Greetings From ‘Socialist’ Europe

Revolutionary Act is proud to present our first guest post, from RickB of Ten Percent:

The level of discourse from McCain is truly awe inspiring, if by awe inspiring one means lower than whale shit.

Republican presidential candidate John McCain on Saturday accused Democratic rival Barack Obama of favoring a socialistic economic approach by supporting tax cuts and tax credits McCain says would merely shuffle wealth rather than creating it. “At least in Europe, the Socialist leaders who so admire my opponent are upfront about their objectives,” McCain said in a radio address. “They use real numbers and honest language. And we should demand equal candor from Sen. Obama. Raising taxes on some in order to give checks to others is not a tax cut; it’s just another government giveaway.”

Now I don’t want to worry the passport averse US populace but erm Europe is not um ‘socialist‘ neither are any of its ‘leaders‘. Jeebus knows that if it was we would be in a lot less shit over the Neoliberal created crisis in global capital. Certainly there are remnants of social democracy still persisting in Europe against the free market onslaught by and for the wealthy, but socialist? Not even fucking close. And that’s another thing, McCarthyism may have done its job in the US but socialist is not a dirty word.

So what might the American record on poverty be? Has the ‘wealth creation‘ and ‘trickle down‘ of the Neoliberal policies of Reagan, Bush, Clinton & Bush (W) meant an equal society? The simplest measure is the Gini coefficient-

Click to enlarge

Click to enlarge

Yes you’re the yellow line, notice how it meandered along until 1980 then it began climbing steadily through both Republican and Democrat administrations. That is because all of them adhered to Neoliberal economic policy. Look at the climbs for other countries and they also coincide with the introduction of Neoliberal dogma. Or how about pay disparity as a rough guide-

In 2004, the ratio of average CEO pay to the average pay of a production (i.e., non-management) worker was 431-to-1, up from 301-to-1 in 2003, according to “Executive Excess,” an annual report released Tuesday by the liberal research groups United for a Fair Economy and the Institute for Policy Studies. That’s not the highest ever. In 2001, the ratio of CEO-to-worker pay hit a peak of 525-to-1. Still, it’s quite a leap year over year, and it ranks on the high end historically. In 1990, for instance, CEOs made about 107 times more than the average worker, while in 1982, the average CEO made only 42 times more.

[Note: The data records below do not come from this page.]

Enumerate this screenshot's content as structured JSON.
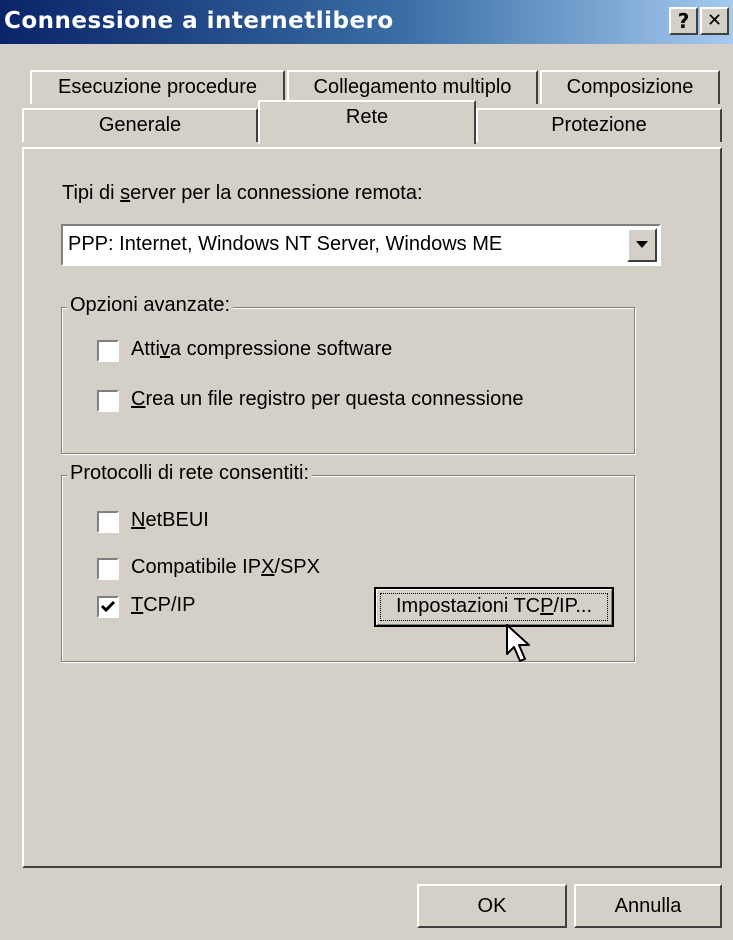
{
  "window": {
    "title": "Connessione a internetlibero",
    "help_btn": "?",
    "close_btn": "✕"
  },
  "tabs": {
    "row1": [
      "Esecuzione procedure",
      "Collegamento multiplo",
      "Composizione"
    ],
    "row2": [
      "Generale",
      "Rete",
      "Protezione"
    ],
    "selected": "Rete"
  },
  "server": {
    "label_pre": "Tipi di ",
    "label_key": "s",
    "label_post": "erver per la connessione remota:",
    "value": "PPP: Internet, Windows NT Server, Windows ME"
  },
  "advanced": {
    "legend": "Opzioni avanzate:",
    "compression": {
      "pre": "Atti",
      "key": "v",
      "post": "a compressione software",
      "checked": false
    },
    "log": {
      "pre": "",
      "key": "C",
      "post": "rea un file registro per questa connessione",
      "checked": false
    }
  },
  "protocols": {
    "legend": "Protocolli di rete consentiti:",
    "netbeui": {
      "pre": "",
      "key": "N",
      "post": "etBEUI",
      "checked": false
    },
    "ipx": {
      "pre": "Compatibile IP",
      "key": "X",
      "post": "/SPX",
      "checked": false
    },
    "tcpip": {
      "pre": "",
      "key": "T",
      "post": "CP/IP",
      "checked": true
    },
    "settings_btn": {
      "pre": "Impostazioni TC",
      "key": "P",
      "post": "/IP..."
    }
  },
  "footer": {
    "ok": "OK",
    "cancel": "Annulla"
  }
}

Obama’s plans are better than McCain’s who is using a straw man argument of an imaginary pinko Europe and thinks society is best served by growing inequality as the rich become richer than they have ever been. His preferred newspeak for this is ‘wealth creation‘ and his demonisation of even modest stabilising measures becomes ‘government giveaway‘ which tells you his attitude to democracy. Government is the one powerful institution the people have some control over, thus he wants to weaken that tiny speck of power redistribution, also perversely as the government is only spending the people’s money it is not a giveaway, it is returning capital to the populace. That it might in some small fashion do this in a way that does not amplify the growing inequality is what he objects to.

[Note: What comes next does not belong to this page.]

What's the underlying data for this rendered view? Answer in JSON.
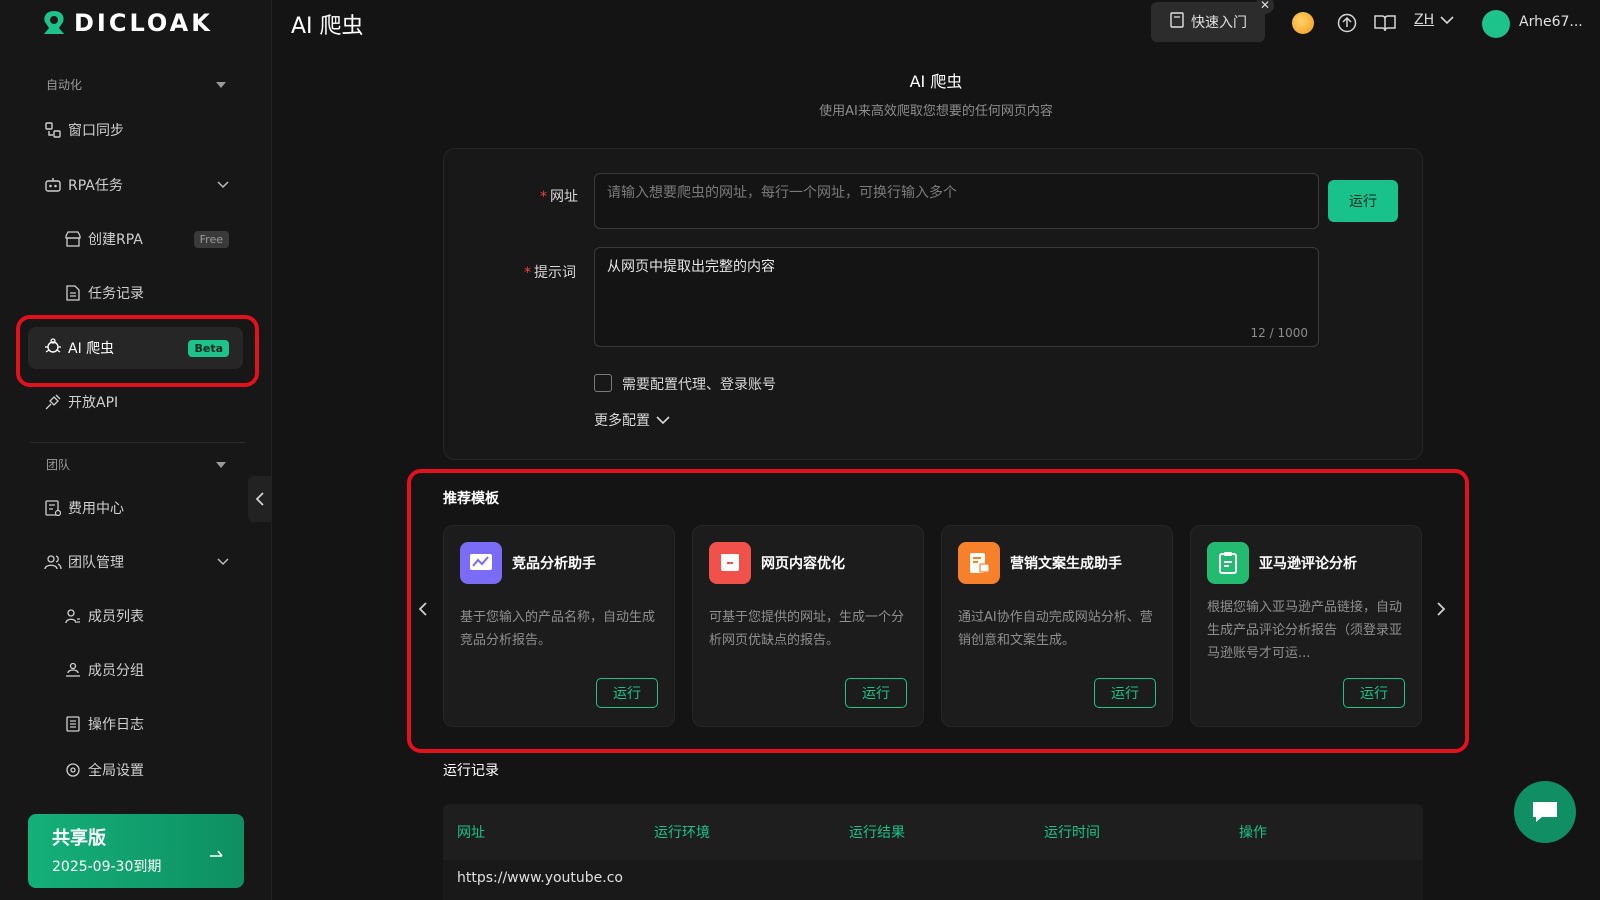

Much has been made of the racism, belligerence and ignorance of McCain supporters at rallies but this is only to be expected for a party that governs in the interests of a tiny elite of the very wealthy. They cannot rule on the votes of 1% of the nation so they very deliberately target the least informed, worst educated who will not be aware they are voting against their own best interests. Of course their polices, in a feedback loop, further create uninformed poorly educated people who cannot share in the wealth of the nation but have been convinced that government is bad and rich people are accorded godlike status. People are encouraged to look upon a billionaire’s wealth not as a theft from the public commons but a sign of achievement and probable moral superiority to the ‘undeserving poor’. It is also not unexpected that conservative religious charlatans have invented the ‘prosperity doctrine‘ which assigns divine right to the pursuit of riches in a remarkable reading of the bible that is akin to walking out of Star Wars with the impression the Empire is the good guy.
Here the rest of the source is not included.